On ne peut pas dire que le pitch faisait rêver : à la fin du Shiv’ah, cette période de sept jours suivant le décès dans la tradition juive, comment se remettent, ou ne se remettent pas, deux quinquagénaires de la mort de leur fils. De quoi redouter un nouveau film sur le deuil comme il s’en voit beaucoup en festival, et la perspective d’un traitement cocasse – tout ce qui semble intéresser le père est de fumer un joint avec le fils du voisin – n’avait rien pour nous rassurer, laissant craindre un objet un peu hypocrite, faussement enjoué alors que rien dans la situation ne s’y prête. Dès les premières minutes, One week and a day lève ces préventions : plus ferme, plus affûté qu’on ne le pensait. Le père, Eyal, enferme ses voisins dans le jardin, leur reprochant leur absence au pire de la crise, sans se départir d’une sorte d’humour pince-sans-rire peu amène révélant une douleur qu’on imagine immense.

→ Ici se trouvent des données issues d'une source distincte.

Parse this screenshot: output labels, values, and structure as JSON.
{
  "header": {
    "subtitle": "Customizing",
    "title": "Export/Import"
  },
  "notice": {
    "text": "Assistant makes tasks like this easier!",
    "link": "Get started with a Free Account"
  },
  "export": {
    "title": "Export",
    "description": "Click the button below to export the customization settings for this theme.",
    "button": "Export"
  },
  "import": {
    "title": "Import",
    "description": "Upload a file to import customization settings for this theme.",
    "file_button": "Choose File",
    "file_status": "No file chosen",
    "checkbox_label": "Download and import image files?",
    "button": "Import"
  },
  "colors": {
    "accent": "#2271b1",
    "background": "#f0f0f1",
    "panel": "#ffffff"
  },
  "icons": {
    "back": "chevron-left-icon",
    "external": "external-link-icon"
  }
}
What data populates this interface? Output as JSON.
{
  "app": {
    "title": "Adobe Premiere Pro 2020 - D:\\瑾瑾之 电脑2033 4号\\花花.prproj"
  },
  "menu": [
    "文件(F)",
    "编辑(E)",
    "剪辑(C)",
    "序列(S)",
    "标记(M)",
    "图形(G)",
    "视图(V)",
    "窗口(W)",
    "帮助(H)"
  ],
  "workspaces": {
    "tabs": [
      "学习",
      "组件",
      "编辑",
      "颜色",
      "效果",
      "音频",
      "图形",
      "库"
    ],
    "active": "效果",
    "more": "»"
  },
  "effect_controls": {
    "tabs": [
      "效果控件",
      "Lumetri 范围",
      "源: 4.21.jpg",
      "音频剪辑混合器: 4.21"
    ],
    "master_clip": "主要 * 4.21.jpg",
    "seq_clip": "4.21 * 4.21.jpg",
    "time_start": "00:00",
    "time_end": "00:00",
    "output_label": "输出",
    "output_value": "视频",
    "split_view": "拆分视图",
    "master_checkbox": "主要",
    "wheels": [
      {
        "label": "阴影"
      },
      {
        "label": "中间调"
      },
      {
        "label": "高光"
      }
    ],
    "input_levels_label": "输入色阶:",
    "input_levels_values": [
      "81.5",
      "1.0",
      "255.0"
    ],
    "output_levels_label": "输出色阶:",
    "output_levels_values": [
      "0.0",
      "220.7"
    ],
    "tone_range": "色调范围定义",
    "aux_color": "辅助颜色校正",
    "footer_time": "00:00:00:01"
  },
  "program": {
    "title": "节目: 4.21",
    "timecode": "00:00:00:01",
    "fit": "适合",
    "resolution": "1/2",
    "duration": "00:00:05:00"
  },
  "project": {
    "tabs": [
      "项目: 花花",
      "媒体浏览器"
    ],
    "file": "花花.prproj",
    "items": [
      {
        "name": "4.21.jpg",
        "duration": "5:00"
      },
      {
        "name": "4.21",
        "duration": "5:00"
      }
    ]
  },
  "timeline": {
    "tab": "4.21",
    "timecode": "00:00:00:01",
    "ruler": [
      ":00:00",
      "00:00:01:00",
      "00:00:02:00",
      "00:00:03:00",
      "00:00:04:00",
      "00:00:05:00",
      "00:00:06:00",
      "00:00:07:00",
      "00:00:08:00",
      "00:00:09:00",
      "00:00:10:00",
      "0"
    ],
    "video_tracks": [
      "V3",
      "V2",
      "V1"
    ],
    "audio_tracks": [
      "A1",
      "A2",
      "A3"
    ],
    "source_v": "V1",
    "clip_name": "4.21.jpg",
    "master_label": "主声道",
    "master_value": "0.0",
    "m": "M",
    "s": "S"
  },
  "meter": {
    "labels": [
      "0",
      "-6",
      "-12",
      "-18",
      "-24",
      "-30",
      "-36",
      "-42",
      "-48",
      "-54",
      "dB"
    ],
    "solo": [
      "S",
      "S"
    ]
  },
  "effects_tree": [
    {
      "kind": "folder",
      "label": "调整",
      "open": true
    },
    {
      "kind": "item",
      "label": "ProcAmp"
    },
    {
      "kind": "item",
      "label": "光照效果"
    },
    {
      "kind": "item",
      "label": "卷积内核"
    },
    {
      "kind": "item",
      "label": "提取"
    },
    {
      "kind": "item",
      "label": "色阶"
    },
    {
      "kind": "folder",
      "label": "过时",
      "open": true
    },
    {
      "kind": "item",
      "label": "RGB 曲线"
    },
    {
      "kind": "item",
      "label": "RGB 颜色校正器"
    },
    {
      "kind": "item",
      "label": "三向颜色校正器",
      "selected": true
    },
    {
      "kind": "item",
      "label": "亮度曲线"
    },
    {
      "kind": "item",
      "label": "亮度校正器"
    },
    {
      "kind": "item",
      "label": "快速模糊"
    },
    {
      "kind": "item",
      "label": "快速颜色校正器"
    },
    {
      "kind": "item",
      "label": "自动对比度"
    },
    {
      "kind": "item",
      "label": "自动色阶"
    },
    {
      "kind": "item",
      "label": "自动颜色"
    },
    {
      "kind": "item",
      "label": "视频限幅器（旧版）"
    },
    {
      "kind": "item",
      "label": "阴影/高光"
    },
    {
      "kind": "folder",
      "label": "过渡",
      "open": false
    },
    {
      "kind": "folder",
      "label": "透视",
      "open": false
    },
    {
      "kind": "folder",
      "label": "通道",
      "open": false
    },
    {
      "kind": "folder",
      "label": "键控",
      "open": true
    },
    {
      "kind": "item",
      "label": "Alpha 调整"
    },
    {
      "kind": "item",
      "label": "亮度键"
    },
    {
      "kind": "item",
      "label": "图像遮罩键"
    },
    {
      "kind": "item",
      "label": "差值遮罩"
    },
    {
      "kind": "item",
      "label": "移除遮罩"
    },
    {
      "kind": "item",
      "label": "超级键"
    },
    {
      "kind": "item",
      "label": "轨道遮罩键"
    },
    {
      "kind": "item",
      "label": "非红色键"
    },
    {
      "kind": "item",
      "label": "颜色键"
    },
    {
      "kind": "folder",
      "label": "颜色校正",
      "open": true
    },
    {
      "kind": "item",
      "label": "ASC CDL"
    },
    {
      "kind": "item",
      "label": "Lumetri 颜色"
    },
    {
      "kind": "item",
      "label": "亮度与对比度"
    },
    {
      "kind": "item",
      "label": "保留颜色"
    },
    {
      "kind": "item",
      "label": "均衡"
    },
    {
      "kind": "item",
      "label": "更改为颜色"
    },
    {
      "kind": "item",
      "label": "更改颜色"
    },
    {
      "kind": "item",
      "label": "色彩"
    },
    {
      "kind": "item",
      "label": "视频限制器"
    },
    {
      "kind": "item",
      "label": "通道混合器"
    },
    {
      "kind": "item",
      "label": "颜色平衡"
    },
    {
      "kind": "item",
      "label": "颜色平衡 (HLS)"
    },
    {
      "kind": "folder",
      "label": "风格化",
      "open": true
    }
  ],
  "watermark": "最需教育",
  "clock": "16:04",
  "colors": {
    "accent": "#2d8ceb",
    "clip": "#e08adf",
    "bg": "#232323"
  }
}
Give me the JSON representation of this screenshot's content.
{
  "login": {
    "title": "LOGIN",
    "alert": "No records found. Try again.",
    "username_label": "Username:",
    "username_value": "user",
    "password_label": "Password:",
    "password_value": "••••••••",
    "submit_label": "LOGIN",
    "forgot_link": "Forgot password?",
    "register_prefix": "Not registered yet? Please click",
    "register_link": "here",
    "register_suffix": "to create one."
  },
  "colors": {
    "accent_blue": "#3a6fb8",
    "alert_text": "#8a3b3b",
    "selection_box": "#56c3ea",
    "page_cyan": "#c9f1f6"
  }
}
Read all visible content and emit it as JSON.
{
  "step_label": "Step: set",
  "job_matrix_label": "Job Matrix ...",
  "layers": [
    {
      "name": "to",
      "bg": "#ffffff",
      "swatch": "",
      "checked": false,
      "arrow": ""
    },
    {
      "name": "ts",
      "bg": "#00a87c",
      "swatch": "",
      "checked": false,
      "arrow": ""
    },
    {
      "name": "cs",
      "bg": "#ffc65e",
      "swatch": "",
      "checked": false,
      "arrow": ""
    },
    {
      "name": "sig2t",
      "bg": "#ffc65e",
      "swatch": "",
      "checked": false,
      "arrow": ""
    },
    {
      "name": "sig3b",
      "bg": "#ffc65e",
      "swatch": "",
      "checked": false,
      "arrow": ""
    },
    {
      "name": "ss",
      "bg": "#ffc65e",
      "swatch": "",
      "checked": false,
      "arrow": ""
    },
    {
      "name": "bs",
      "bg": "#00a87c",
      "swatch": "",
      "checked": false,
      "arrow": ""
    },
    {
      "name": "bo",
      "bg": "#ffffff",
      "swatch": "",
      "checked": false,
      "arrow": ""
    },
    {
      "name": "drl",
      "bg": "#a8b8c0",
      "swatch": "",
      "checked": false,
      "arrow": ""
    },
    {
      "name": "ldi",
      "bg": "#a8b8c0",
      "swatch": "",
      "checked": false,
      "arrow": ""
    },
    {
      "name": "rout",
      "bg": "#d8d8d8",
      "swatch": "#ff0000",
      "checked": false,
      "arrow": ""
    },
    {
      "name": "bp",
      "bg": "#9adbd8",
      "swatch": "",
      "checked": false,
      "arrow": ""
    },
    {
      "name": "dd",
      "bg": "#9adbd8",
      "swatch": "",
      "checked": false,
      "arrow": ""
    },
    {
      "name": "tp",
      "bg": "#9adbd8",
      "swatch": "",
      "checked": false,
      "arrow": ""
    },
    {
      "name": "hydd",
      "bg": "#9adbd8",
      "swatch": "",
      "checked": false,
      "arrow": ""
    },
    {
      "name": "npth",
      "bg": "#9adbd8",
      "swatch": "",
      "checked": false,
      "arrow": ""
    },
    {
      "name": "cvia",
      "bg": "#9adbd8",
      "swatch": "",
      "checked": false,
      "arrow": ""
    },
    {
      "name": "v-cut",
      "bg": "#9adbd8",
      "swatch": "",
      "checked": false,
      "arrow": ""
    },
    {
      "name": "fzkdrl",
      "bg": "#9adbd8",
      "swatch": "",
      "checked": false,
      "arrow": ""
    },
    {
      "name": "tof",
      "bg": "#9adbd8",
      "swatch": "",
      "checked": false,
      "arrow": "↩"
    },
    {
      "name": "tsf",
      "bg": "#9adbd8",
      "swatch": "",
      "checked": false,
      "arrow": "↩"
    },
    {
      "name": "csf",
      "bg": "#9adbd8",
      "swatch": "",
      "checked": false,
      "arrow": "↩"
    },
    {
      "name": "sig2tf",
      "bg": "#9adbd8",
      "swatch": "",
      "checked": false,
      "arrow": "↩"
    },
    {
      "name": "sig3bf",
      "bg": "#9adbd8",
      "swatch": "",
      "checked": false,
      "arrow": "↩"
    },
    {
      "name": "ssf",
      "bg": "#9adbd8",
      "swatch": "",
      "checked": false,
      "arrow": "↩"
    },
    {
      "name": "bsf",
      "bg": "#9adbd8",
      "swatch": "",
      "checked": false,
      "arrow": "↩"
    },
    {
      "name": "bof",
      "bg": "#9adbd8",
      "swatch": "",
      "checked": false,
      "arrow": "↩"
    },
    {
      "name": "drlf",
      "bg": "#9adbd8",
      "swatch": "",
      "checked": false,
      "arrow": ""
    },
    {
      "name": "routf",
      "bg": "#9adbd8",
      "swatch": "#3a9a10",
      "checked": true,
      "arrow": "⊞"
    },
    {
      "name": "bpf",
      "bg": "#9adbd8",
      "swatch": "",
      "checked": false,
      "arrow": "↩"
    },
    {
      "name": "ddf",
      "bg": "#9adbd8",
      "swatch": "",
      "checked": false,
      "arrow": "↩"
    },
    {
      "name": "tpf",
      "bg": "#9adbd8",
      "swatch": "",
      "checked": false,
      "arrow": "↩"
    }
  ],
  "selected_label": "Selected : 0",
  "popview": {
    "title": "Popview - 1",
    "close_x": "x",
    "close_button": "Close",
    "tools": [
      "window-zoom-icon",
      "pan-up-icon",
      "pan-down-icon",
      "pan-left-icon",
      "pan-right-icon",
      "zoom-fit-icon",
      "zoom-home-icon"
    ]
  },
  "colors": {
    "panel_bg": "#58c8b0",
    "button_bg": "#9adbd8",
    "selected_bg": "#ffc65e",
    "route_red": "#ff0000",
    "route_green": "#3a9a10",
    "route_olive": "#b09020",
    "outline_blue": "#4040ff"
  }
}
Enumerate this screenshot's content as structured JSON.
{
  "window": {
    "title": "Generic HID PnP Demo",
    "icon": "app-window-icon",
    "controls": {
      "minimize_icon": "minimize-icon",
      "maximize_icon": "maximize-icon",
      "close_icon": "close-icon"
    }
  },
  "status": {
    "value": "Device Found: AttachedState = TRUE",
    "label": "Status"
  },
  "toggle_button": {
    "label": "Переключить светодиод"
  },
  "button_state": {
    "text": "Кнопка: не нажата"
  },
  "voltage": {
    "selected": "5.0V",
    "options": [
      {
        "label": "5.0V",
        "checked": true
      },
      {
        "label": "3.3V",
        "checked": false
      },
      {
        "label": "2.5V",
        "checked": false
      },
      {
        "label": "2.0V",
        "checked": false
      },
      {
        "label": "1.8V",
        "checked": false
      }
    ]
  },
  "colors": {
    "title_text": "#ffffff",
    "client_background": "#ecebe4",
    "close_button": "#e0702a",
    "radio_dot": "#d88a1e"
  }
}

Ce n’est pas forcément nouveau, ce refus de l’émotion derrière un cynisme bourru. Ce qui l’est plus est peut-être, d’une certaine manière, le refus du refus. Le scénario aurait pu s’amuser beaucoup plus avec son personnage principal, plaisamment odieux (il engueule à peu près tout le monde, plus ou moins à raison), en faire un anti-héros truculent. S’amuser plus aussi avec cette histoire de joint (un vieux pété, ohoh). Au lieu de quoi, ne recherchant ni le pathos ni le rire systématique (même si l’humour opère indéniablement), il offre finalement peu de prises, ne pouvant que constater que tout est incertain, et branlant, ce qui était probablement la solution la plus honnête. Il est difficile de dire, par exemple, si le couple des parents est prêt à rompre, ou profondément soudé sous une certaine rudesse. Difficile de dire aussi si la défunte destinée à occuper la concession voisine de celle du fils est aussi admirable, aussi solide que dans le portrait qui nous en est fait. Je suis heureux qu’ils soient à côté, dit en substance Eyal au frère de la défunte, comme s’il avait enfin cette chose à laquelle se raccrocher. « Elle le protégera ». « Ou l’inverse », marmonne l’autre, plus incertain semble-t-il que dix minutes plus tôt dans son éloge funèbre. Et l’angoisse revient http://rusbankinfo.ru/credits.html.
Là où le film passionne, c’est dans sa manière de souligner le caractère indispensable des échappatoires. Cette histoire de joint n’est pas le cœur du film, ou un cœur ponctuel. Pas non plus un prétexte, parce que le temps de quelques heures, voire quelques jours, il s’agit effectivement de l’unique objectif qui paraisse à Eyal valoir le coup d’être poursuivi sérieusement. Mais bientôt, un autre but, guère moins dérisoire, viendra s’y substituer, puis encore un autre. A un moment, le film se décentre, de manière étonnante (c’est sans doute sa plus grande qualité, cette faculté de nous refuser le passage attendu : en guise de scène de défonce, un homme qui joue avec deux chatons puis se couche en chien de fusil au côté de sa femme ; la vidéo de deux enfants, le fils décédé et celui du voisin, chantant You can call me Al de Paul Simon ? on ne la verra pas), pour se consacrer au deuil d’un autre homme. On le voit notamment, comiquement, mettre toute son énergie à laver sa voiture salie par un caca d’oiseau, sans résultat, manière peut-être un peu explicite de la part du cinéaste de souligner l’importance de ces petits buts qu’on se fixe et qui seuls permettent de tenir. Le dire n’est rien, le constat psychologique est banal. Ce qui l’est moins, c’est d’avoir imaginé un film qui, par son rythme, épouse ce mouvement-là.
ONE WEEK AND A DAY (Israël, 2016), un film d’Asaph Polonsky. Avec Shai Avivi, Evgenia Dodina, Tomer Kapon, Sharon Alexander , Uri Gvariel, Carmit Mesilati-Kaplan, Alona Shauloff. Durée : 98 minutes. Sortie en France indéterminée.